I started out as a technician out in the field for a year and then landed a corporate consultant role which I worked in for three and a half years. During this time, I started losing my passion and there was less consultancy work, and in 2015 I was made redundant. At the time, I thought it was the worst thing to ever happen. But I took some time to think again what made me happy – that was still, of course, science.
I was super lucky to land a ‘statewide science presenter’ role at Scitech. This basically meant I was one of the people in the big red trucks, travelling all across Western Australia to run shows and workshops! After two years, I realised that educating children is what really made me happy. I enrolled in a Master of Teaching (Primary) and the rest is history.
I had completed my undergraduate degree at Curtin’s main campus, but this time I completed my studies online full-time, as well as working as an out-of-school-hours care educator and then as a kindergarten educator.
What advice do you have for someone considering a career change into teaching?
Life is too short to not make the changes for you! Take the plunge and study at Curtin. Teaching is extremely rewarding (and you get your steps up).

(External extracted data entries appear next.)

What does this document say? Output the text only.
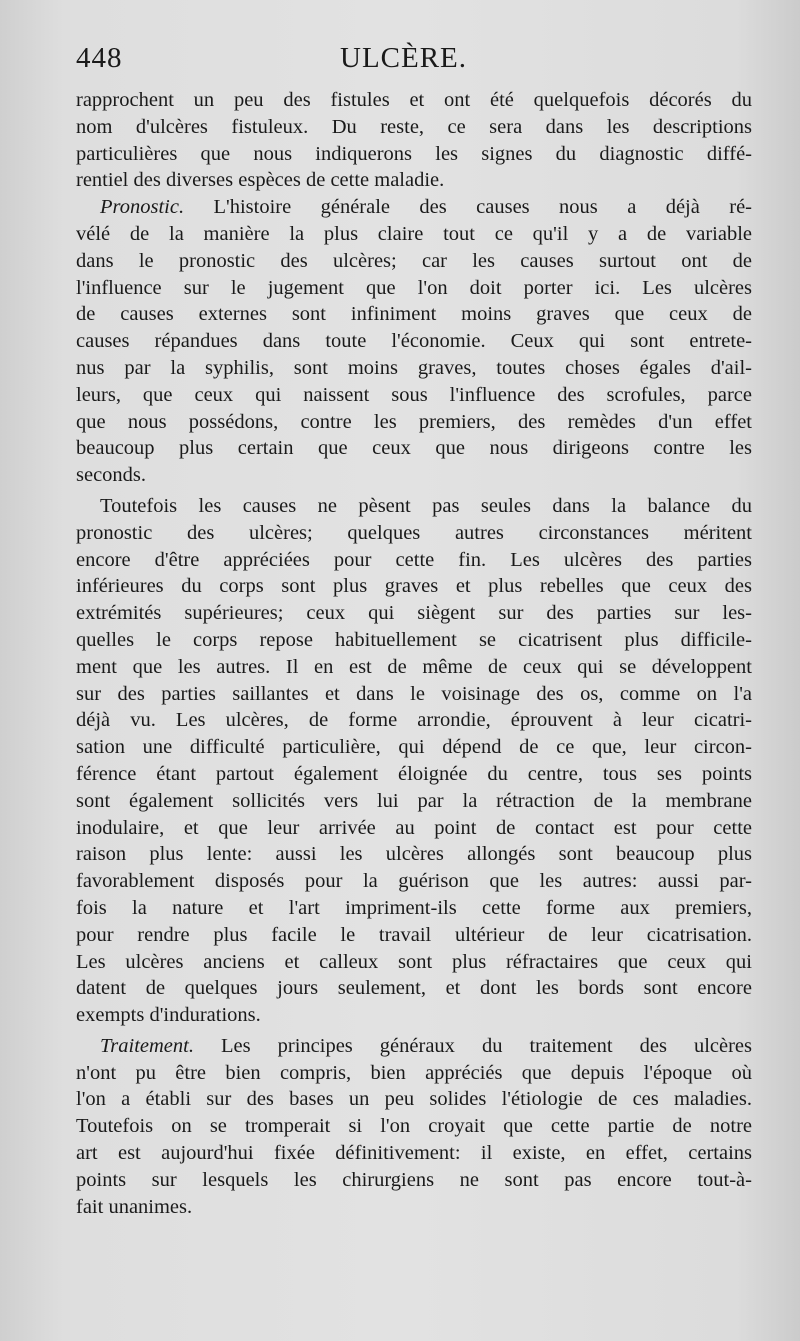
448	ULCÈRE.
rapprochent un peu des fistules et ont été quelquefois décorés du
nom d'ulcères fistuleux. Du reste, ce sera dans les descriptions
particulières que nous indiquerons les signes du diagnostic diffé-
rentiel des diverses espèces de cette maladie.
Pronostic. L'histoire générale des causes nous a déjà ré-
vélé de la manière la plus claire tout ce qu'il y a de variable
dans le pronostic des ulcères; car les causes surtout ont de
l'influence sur le jugement que l'on doit porter ici. Les ulcères
de causes externes sont infiniment moins graves que ceux de
causes répandues dans toute l'économie. Ceux qui sont entrete-
nus par la syphilis, sont moins graves, toutes choses égales d'ail-
leurs, que ceux qui naissent sous l'influence des scrofules, parce
que nous possédons, contre les premiers, des remèdes d'un effet
beaucoup plus certain que ceux que nous dirigeons contre les
seconds.
Toutefois les causes ne pèsent pas seules dans la balance du
pronostic des ulcères; quelques autres circonstances méritent
encore d'être appréciées pour cette fin. Les ulcères des parties
inférieures du corps sont plus graves et plus rebelles que ceux des
extrémités supérieures; ceux qui siègent sur des parties sur les-
quelles le corps repose habituellement se cicatrisent plus difficile-
ment que les autres. Il en est de même de ceux qui se développent
sur des parties saillantes et dans le voisinage des os, comme on l'a
déjà vu. Les ulcères, de forme arrondie, éprouvent à leur cicatri-
sation une difficulté particulière, qui dépend de ce que, leur circon-
férence étant partout également éloignée du centre, tous ses points
sont également sollicités vers lui par la rétraction de la membrane
inodulaire, et que leur arrivée au point de contact est pour cette
raison plus lente: aussi les ulcères allongés sont beaucoup plus
favorablement disposés pour la guérison que les autres: aussi par-
fois la nature et l'art impriment-ils cette forme aux premiers,
pour rendre plus facile le travail ultérieur de leur cicatrisation.
Les ulcères anciens et calleux sont plus réfractaires que ceux qui
datent de quelques jours seulement, et dont les bords sont encore
exempts d'indurations.
Traitement. Les principes généraux du traitement des ulcères
n'ont pu être bien compris, bien appréciés que depuis l'époque où
l'on a établi sur des bases un peu solides l'étiologie de ces maladies.
Toutefois on se tromperait si l'on croyait que cette partie de notre
art est aujourd'hui fixée définitivement: il existe, en effet, certains
points sur lesquels les chirurgiens ne sont pas encore tout-à-
fait unanimes.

How did you juggle postgraduate study with other priorities e.g. paid work?
A weekly planner is your best friend. At the start of every study period, I put due dates, tutorial, lecture and practicum days into my diary. Each week I would write goals for myself. If I completed more than my goal, even better! The key is definitely making your goals achievable and not putting too much pressure on yourself. Ask the questions and be active in all your tutorials – all my professors were amazing and always willing to help you.

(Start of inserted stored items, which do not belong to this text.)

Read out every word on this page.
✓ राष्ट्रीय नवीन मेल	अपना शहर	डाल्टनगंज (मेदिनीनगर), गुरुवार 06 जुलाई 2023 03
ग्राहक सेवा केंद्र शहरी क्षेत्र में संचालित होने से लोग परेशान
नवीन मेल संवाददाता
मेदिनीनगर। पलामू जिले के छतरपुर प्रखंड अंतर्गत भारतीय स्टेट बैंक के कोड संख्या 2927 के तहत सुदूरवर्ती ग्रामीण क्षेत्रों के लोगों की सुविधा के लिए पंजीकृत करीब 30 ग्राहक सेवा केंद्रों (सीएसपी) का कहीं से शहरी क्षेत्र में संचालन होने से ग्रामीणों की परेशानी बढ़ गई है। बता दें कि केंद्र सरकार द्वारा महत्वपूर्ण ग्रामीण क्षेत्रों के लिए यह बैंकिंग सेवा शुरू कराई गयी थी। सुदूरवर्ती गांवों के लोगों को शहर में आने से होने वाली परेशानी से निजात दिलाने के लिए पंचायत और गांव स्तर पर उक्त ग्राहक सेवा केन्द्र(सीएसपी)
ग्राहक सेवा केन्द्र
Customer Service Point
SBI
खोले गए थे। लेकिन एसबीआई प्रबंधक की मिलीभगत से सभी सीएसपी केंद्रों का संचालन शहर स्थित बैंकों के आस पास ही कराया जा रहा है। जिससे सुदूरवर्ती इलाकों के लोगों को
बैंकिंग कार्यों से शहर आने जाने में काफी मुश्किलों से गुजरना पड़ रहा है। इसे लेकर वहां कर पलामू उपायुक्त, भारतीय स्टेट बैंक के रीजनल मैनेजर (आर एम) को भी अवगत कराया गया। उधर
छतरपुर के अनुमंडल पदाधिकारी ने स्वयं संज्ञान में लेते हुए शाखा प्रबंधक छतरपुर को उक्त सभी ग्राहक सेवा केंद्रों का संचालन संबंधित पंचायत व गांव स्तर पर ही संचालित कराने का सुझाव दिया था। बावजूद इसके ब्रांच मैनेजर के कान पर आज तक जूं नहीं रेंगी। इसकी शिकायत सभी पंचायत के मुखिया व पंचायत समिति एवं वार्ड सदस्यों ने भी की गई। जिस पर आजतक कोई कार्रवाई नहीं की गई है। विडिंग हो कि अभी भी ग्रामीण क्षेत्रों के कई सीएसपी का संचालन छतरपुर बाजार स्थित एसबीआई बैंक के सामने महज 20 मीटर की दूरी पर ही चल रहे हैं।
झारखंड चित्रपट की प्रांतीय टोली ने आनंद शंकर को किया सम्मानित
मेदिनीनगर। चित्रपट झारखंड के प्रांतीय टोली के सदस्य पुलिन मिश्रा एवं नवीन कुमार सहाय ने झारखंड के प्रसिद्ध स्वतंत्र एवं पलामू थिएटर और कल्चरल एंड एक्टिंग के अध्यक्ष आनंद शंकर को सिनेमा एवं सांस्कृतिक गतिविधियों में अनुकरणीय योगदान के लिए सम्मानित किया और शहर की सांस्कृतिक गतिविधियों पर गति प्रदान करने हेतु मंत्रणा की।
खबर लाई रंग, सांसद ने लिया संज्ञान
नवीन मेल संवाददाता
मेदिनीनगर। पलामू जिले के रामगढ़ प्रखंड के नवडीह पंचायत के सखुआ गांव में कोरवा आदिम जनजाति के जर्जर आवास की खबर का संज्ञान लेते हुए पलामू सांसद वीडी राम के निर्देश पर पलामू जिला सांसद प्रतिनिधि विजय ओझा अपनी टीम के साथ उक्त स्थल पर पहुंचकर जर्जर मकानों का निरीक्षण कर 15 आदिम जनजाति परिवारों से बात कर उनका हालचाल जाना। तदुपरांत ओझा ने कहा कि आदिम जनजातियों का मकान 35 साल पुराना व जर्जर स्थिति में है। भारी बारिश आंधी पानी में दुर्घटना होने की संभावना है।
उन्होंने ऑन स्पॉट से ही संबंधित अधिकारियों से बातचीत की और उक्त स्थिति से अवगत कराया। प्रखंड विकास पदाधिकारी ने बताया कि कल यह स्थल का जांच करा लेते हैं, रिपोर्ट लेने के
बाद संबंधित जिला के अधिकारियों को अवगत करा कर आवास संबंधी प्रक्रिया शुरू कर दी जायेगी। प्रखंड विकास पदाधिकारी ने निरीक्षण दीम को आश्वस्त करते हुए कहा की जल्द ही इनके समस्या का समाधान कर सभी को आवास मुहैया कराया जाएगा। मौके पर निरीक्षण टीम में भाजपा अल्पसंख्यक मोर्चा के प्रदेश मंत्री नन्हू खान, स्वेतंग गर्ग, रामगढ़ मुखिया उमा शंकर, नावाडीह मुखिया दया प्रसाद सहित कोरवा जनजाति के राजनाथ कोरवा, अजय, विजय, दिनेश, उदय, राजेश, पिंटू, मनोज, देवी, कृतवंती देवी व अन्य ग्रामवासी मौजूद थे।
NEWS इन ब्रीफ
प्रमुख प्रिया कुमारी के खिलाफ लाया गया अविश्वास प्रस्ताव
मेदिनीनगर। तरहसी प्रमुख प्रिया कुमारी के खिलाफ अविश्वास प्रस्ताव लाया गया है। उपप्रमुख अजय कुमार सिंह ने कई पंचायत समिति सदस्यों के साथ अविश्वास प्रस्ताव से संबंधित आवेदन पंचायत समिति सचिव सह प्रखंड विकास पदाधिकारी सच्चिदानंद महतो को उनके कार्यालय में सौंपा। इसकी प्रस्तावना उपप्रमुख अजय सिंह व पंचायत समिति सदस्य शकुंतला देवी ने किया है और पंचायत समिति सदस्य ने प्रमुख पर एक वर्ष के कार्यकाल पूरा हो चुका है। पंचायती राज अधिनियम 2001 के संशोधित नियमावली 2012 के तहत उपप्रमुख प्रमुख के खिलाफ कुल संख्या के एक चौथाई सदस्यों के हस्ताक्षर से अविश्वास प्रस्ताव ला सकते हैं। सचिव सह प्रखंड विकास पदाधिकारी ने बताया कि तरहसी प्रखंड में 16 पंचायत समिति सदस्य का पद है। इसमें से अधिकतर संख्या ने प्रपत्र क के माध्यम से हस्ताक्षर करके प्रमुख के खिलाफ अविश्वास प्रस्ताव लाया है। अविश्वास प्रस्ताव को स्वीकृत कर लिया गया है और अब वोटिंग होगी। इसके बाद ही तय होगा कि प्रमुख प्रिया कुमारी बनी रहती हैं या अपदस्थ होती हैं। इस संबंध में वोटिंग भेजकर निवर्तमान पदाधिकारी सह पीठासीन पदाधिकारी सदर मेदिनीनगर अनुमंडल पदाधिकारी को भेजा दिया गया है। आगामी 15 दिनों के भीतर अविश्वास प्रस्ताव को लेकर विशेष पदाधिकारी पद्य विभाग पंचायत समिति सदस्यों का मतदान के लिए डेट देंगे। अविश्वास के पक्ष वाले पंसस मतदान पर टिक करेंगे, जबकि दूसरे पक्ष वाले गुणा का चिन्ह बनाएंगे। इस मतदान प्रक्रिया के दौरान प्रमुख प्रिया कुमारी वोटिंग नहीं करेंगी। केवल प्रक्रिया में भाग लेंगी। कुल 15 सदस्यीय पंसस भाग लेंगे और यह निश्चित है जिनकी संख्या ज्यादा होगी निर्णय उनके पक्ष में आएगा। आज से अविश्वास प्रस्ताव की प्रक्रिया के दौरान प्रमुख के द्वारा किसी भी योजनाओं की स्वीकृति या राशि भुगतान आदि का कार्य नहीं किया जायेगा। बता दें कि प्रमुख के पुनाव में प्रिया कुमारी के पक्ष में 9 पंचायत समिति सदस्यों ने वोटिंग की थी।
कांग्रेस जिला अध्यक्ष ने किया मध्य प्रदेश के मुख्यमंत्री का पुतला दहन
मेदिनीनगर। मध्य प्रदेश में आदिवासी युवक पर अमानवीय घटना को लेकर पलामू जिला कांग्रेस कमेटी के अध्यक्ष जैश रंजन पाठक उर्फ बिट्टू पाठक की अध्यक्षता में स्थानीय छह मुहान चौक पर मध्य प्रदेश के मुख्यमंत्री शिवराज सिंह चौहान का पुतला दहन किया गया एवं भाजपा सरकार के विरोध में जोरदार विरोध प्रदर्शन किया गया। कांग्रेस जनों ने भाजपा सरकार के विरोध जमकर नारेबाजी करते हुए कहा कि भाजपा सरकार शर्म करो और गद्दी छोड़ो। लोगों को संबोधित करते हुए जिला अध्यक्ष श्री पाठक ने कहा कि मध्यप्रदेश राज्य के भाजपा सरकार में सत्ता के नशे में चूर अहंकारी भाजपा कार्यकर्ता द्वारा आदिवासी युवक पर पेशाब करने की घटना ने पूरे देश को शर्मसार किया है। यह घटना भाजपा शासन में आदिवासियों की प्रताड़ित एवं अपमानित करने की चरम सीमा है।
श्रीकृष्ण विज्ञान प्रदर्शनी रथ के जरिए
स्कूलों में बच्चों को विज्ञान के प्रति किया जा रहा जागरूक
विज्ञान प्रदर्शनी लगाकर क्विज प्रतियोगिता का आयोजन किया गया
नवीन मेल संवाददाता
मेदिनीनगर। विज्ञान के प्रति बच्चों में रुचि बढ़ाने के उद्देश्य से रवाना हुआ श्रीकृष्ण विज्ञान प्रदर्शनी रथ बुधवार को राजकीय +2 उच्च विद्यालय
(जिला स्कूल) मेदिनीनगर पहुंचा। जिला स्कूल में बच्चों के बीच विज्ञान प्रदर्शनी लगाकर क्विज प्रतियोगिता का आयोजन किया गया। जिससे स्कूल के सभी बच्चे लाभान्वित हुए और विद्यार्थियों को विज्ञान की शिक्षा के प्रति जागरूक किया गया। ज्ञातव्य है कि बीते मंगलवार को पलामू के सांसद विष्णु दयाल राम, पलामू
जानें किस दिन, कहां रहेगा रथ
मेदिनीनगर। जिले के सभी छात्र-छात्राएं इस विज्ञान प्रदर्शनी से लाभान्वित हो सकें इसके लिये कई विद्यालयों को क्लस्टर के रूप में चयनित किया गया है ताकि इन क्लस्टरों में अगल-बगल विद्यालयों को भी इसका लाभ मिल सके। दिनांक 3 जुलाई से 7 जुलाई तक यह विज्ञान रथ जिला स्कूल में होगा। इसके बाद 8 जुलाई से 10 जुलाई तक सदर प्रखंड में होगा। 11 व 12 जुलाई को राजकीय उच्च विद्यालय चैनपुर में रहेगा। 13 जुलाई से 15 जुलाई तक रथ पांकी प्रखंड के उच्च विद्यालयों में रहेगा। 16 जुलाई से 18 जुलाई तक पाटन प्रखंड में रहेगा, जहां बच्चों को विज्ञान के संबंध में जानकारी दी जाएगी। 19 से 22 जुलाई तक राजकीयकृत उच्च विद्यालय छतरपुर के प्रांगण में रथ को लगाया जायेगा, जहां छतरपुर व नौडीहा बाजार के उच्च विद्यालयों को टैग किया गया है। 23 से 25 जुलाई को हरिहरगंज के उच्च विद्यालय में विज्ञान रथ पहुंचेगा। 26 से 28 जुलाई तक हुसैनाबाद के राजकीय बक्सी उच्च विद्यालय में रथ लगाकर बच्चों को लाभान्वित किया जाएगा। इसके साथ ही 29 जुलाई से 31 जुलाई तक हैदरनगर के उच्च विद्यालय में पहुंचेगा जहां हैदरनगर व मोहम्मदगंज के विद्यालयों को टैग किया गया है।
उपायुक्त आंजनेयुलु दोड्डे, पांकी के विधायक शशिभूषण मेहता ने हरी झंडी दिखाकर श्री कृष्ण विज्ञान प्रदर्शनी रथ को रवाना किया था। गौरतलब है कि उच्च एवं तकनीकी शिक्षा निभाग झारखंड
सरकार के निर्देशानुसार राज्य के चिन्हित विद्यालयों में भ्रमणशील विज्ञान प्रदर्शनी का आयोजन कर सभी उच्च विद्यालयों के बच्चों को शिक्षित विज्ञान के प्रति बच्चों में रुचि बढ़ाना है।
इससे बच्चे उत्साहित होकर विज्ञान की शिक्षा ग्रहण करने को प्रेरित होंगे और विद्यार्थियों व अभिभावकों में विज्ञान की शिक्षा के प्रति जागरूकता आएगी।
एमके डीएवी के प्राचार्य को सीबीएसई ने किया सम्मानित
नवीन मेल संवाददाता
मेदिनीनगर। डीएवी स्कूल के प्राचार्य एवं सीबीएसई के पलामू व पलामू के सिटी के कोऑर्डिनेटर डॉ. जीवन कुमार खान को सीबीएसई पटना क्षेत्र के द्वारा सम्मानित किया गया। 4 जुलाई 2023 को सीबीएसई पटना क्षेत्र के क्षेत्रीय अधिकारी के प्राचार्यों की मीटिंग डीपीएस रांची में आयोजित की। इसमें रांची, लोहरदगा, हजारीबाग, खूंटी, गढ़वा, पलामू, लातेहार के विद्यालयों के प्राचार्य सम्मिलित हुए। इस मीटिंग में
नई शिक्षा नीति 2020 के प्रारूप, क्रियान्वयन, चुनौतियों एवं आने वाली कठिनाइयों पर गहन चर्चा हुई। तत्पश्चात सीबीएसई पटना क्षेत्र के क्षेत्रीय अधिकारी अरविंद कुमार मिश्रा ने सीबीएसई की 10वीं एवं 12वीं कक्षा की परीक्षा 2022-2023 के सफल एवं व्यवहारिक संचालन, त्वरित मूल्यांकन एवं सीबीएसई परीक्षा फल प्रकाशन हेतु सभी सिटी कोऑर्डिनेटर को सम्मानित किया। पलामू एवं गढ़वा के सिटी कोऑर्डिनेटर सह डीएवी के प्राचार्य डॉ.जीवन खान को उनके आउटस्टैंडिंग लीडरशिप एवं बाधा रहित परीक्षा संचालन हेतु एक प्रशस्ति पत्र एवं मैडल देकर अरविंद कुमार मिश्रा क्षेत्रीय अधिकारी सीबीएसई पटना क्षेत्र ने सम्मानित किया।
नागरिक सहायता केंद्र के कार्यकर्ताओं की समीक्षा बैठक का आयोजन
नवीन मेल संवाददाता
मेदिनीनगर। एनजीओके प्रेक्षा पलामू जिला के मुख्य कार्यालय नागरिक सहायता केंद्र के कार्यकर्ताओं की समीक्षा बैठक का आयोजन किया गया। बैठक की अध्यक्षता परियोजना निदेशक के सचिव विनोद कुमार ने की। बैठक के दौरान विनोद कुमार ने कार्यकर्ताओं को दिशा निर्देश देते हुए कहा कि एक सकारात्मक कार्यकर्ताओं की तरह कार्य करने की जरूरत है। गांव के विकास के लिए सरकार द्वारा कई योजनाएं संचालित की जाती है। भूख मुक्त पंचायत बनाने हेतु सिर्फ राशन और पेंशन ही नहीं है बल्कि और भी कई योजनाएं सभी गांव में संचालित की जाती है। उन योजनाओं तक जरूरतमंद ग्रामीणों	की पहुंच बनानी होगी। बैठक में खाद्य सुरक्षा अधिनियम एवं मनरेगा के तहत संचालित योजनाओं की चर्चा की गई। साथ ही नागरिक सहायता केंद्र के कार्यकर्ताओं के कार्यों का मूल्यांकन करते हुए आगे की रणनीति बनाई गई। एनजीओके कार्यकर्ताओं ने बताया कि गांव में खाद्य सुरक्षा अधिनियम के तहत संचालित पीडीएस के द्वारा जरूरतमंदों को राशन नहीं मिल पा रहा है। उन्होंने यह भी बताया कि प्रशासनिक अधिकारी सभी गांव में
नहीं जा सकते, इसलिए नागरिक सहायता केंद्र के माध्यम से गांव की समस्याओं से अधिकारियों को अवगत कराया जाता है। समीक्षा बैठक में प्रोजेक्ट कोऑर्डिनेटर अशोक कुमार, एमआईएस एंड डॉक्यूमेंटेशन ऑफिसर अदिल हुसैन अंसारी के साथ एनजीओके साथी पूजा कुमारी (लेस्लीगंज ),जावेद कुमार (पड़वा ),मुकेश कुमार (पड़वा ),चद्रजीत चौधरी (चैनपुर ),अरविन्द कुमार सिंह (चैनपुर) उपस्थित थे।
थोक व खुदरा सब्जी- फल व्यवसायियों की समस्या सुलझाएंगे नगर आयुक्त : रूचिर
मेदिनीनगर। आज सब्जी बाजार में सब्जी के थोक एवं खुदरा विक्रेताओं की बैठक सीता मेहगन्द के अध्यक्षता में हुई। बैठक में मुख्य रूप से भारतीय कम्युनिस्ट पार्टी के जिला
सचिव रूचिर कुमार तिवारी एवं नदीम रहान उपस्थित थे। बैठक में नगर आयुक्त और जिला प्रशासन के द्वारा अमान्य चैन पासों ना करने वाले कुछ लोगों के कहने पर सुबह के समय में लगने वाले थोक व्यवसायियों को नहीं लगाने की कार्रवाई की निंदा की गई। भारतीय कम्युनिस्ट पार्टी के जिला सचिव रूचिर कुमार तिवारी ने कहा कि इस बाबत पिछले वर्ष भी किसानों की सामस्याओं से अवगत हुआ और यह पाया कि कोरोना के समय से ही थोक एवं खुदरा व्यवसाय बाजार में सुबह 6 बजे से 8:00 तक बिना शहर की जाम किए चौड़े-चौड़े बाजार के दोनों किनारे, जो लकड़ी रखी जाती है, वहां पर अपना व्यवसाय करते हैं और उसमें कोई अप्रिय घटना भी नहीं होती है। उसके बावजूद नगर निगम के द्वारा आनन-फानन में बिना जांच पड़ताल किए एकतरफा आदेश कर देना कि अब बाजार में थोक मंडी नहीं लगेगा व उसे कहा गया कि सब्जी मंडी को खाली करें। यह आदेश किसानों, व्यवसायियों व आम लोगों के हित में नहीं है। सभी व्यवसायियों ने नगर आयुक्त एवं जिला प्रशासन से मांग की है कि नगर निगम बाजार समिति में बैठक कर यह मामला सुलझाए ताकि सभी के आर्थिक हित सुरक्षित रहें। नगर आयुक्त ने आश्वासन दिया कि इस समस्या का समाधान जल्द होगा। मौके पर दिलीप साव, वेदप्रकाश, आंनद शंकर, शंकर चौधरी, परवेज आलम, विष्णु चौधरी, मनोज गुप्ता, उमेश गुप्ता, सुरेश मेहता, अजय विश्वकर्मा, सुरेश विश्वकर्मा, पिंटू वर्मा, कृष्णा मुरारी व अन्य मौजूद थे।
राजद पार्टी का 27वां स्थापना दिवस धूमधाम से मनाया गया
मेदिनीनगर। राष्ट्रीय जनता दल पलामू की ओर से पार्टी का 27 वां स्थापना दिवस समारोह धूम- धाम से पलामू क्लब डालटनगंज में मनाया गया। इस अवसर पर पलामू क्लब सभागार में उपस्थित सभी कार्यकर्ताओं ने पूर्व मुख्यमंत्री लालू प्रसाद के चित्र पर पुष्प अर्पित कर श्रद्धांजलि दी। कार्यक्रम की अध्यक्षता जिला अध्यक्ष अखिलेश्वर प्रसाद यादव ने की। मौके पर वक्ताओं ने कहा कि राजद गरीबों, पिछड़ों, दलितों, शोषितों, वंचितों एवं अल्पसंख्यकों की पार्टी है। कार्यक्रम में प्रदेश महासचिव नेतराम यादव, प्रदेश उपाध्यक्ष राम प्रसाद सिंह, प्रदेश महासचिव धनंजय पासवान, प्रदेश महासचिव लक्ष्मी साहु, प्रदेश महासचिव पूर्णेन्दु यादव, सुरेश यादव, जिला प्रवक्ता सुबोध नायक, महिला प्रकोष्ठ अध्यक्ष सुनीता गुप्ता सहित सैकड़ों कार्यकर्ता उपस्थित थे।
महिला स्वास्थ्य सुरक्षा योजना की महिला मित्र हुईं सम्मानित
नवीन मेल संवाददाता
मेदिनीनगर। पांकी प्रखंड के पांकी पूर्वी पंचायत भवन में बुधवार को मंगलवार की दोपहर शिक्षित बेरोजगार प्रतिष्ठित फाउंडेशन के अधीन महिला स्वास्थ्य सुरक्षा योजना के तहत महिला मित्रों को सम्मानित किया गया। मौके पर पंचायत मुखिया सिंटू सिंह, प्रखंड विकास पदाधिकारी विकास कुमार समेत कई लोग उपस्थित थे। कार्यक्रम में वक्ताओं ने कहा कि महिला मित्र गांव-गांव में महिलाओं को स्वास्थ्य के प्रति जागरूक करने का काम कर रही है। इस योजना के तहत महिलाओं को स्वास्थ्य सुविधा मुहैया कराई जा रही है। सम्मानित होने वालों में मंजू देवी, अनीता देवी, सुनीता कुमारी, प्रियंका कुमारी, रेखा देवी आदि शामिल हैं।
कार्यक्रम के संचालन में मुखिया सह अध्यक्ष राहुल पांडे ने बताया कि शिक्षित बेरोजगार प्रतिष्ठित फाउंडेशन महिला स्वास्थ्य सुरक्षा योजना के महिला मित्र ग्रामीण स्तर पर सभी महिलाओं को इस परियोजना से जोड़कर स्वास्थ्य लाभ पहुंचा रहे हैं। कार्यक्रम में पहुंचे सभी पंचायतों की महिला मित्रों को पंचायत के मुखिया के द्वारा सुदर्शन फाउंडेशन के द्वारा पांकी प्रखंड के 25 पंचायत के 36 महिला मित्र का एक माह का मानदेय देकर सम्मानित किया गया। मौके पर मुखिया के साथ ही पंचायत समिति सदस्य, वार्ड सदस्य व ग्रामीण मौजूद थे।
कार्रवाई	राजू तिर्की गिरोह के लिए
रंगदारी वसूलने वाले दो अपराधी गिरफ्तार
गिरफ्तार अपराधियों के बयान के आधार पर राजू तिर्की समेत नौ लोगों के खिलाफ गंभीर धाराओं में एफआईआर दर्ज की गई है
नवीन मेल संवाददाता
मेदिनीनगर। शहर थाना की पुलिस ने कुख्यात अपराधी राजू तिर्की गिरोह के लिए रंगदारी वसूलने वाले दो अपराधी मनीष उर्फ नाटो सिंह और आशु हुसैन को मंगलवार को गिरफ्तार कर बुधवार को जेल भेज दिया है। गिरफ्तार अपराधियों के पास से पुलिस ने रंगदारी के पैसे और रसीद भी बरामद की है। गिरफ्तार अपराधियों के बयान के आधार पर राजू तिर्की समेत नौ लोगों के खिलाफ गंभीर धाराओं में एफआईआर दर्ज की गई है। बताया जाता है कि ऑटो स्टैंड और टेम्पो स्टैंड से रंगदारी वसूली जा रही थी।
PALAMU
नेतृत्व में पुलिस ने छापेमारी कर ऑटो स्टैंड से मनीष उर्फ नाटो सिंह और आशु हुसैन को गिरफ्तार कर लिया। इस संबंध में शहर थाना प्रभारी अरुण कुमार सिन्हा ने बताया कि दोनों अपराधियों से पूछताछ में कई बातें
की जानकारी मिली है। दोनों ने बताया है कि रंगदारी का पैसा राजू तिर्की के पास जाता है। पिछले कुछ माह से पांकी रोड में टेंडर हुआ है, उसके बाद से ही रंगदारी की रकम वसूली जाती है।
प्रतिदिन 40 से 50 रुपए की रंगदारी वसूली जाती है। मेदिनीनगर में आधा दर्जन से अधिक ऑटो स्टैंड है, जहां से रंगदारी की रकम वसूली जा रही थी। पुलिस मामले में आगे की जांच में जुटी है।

What were the most challenging and rewarding aspects of the course?
The biggest challenge was getting back into study, but you slowly find your own rhythm. As my course was online, it involved a lot of videoing and recording yourself. Hearing and seeing yourself on film is always daunting, but it ended up being great to reflect on how to improve in your pedagogy.
The practicums were rewarding and always a highlight, and the master degree offered four opportunities to practise all the aspects we learned in our theory units. I also met so many wonderful people that I still keep in touch with now. The ultimate reward was landing a job as a graduate teacher!
You were a Statewide Science Presenter at Scitech. Based on this experience, what are some of your top tips to help kids learn?
Our science program at Scitech was extremely hands-on and I incorporate this a lot into my everyday teaching. I know for one, that I was one of those students who struggled with worksheet after worksheet. There are so many great physical resources around that benefit students. Also, your passion rubs off on the kids. An engaging teacher engages students in learning!
What do you think makes a good teacher?
A good teacher is a teacher who builds the relationships with their students before diving head first into the curriculum. You just can’t expect all students to engage in their learning if the classroom environment isn’t inclusive and welcoming.
I’ve recently started as a year 4/5 teacher at Oakwood Primary School and our first week together involved team building challenges, writing an Acknowledgement of Country together and brainstorming on our classroom agreement (which we refer to for our behaviour management).
Anything you wish you had known prior to starting your first year as a teacher?
Put yourself out there, make the connections and be prepared to always be learning.
You will always feel busy as a teacher – there’s a lot to do, and of course, a lot to learn.
Take the time to look after your wellbeing.